Whaleback Vineyard is a family owned and operated business run by Dennis and his wife Amy along with their two daughters Jacinda and Sadie. The business has been a family affair from the beginning. At an early age, Jacinda and Sadie began planting grapes by their parents’ side. Sadie, whose artwork is featured in our tasting room, created the logo used on our wine labels. As the girls grew, so too did the business. The family had long had a vision for renovating the historic barn on the vineyard property. After Sadie’s engagement, that vision became a reality with everyone working together to get the barn ready for the wedding. In the summer of 2017, Sadie and Alan-Glen fulfilled their dream of getting married in the barn.

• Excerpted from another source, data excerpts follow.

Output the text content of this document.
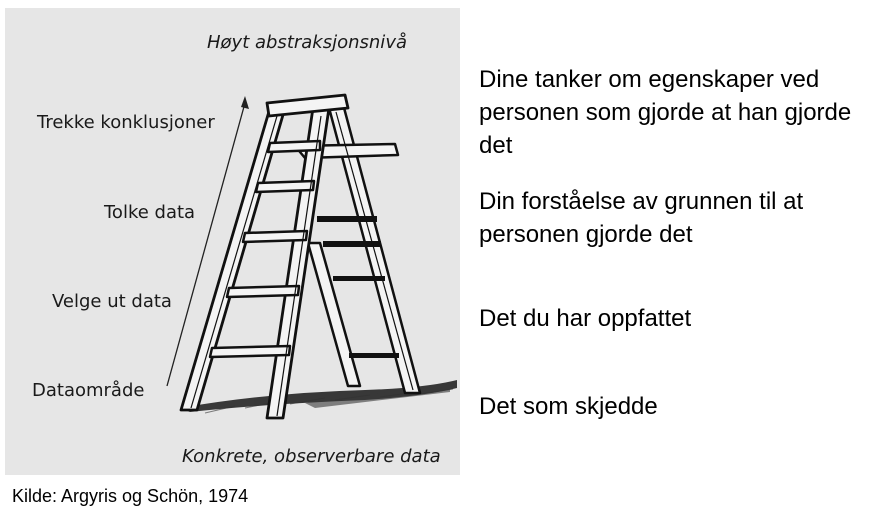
Høyt abstraksjonsnivå
Trekke konklusjoner
Tolke data
Velge ut data
Dataområde
Konkrete, observerbare data
Dine tanker om egenskaper ved personen som gjorde at han gjorde det
Din forståelse av grunnen til at personen gjorde det
Det du har oppfattet
Det som skjedde
Kilde: Argyris og Schön, 1974
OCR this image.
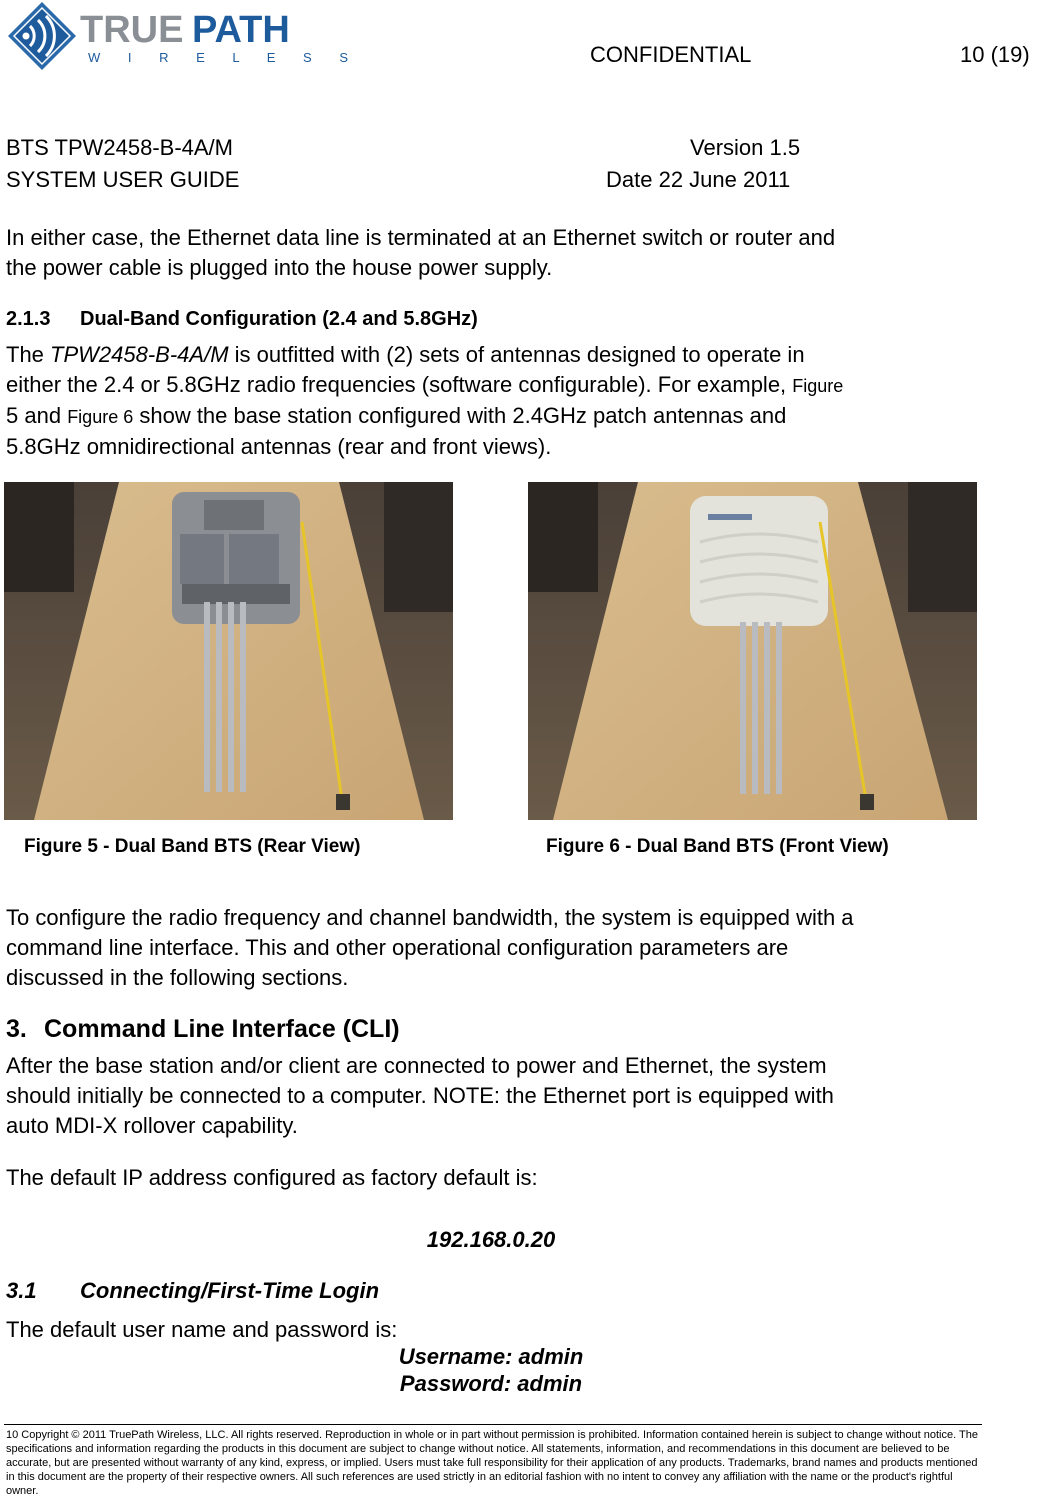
TRUE PATH
W I R E L E S S	CONFIDENTIAL	10 (19)
BTS TPW2458-B-4A/M	Version 1.5
SYSTEM USER GUIDE	Date 22 June 2011
In either case, the Ethernet data line is terminated at an Ethernet switch or router and
the power cable is plugged into the house power supply.
2.1.3 Dual-Band Configuration (2.4 and 5.8GHz)
The TPW2458-B-4A/M is outfitted with (2) sets of antennas designed to operate in
either the 2.4 or 5.8GHz radio frequencies (software configurable). For example, Figure
5 and Figure 6 show the base station configured with 2.4GHz patch antennas and
5.8GHz omnidirectional antennas (rear and front views).
Figure 5 - Dual Band BTS (Rear View)	Figure 6 - Dual Band BTS (Front View)
To configure the radio frequency and channel bandwidth, the system is equipped with a
command line interface. This and other operational configuration parameters are
discussed in the following sections.
3. Command Line Interface (CLI)
After the base station and/or client are connected to power and Ethernet, the system
should initially be connected to a computer. NOTE: the Ethernet port is equipped with
auto MDI-X rollover capability.
The default IP address configured as factory default is:
192.168.0.20
3.1 Connecting/First-Time Login
The default user name and password is:
Username: admin
Password: admin
10 Copyright © 2011 TruePath Wireless, LLC. All rights reserved. Reproduction in whole or in part without permission is prohibited. Information contained herein is subject to change without notice. The specifications and information regarding the products in this document are subject to change without notice. All statements, information, and recommendations in this document are believed to be accurate, but are presented without warranty of any kind, express, or implied. Users must take full responsibility for their application of any products. Trademarks, brand names and products mentioned in this document are the property of their respective owners. All such references are used strictly in an editorial fashion with no intent to convey any affiliation with the name or the product's rightful owner.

Whaleback Vineyard is rich with local Vermont history. Tastings are held in a colonial farmhouse, and wine production takes place in a barn originally built in the late 1800’s. As a historic landmark in Poultney, Vermont, the barn has stood overlooking Lake St. Catherine for well over 200 years. Built in the 1800's, the barn has the original hand hewed beams and wooden pegs. Much of the original slate roof still covers the structure.
The vineyard property has been in the Brown family for half a century. Lenore and Dennis Brown Sr. first bought the farm in the 1950's from the Griffith family, who had held the land since the late 1800's. Lenore and Dennis farmed the land, and used the barn to shelter dairy cows and later horses. The property then passed to Lenore and Dennis' son, Dennis Brown Jr., Whaleback Vineyard owner. Dennis Jr. worked to convert the family farm into a vineyard and winery.
Vermont has seen many historic barns fall down due to disrepair. With the loss of each barn, communities lose a part of their local history and culture. Whaleback Vineyard has been working hard to ensure that our barn will continue to be a part of the landscape for years to come.
Our restoration project has been ongoing for several years now. The initial phase of the project included rebuilding the foundation and stabilizing the main structural beams, repairing part of the roofing slate, and repainting a large majority of the structure. In addition, load bearing partitions were added to the lower half of the barn, and commercial winery operations were built underneath the main structure. Work has continued to transform the historic space into the venue that it is today.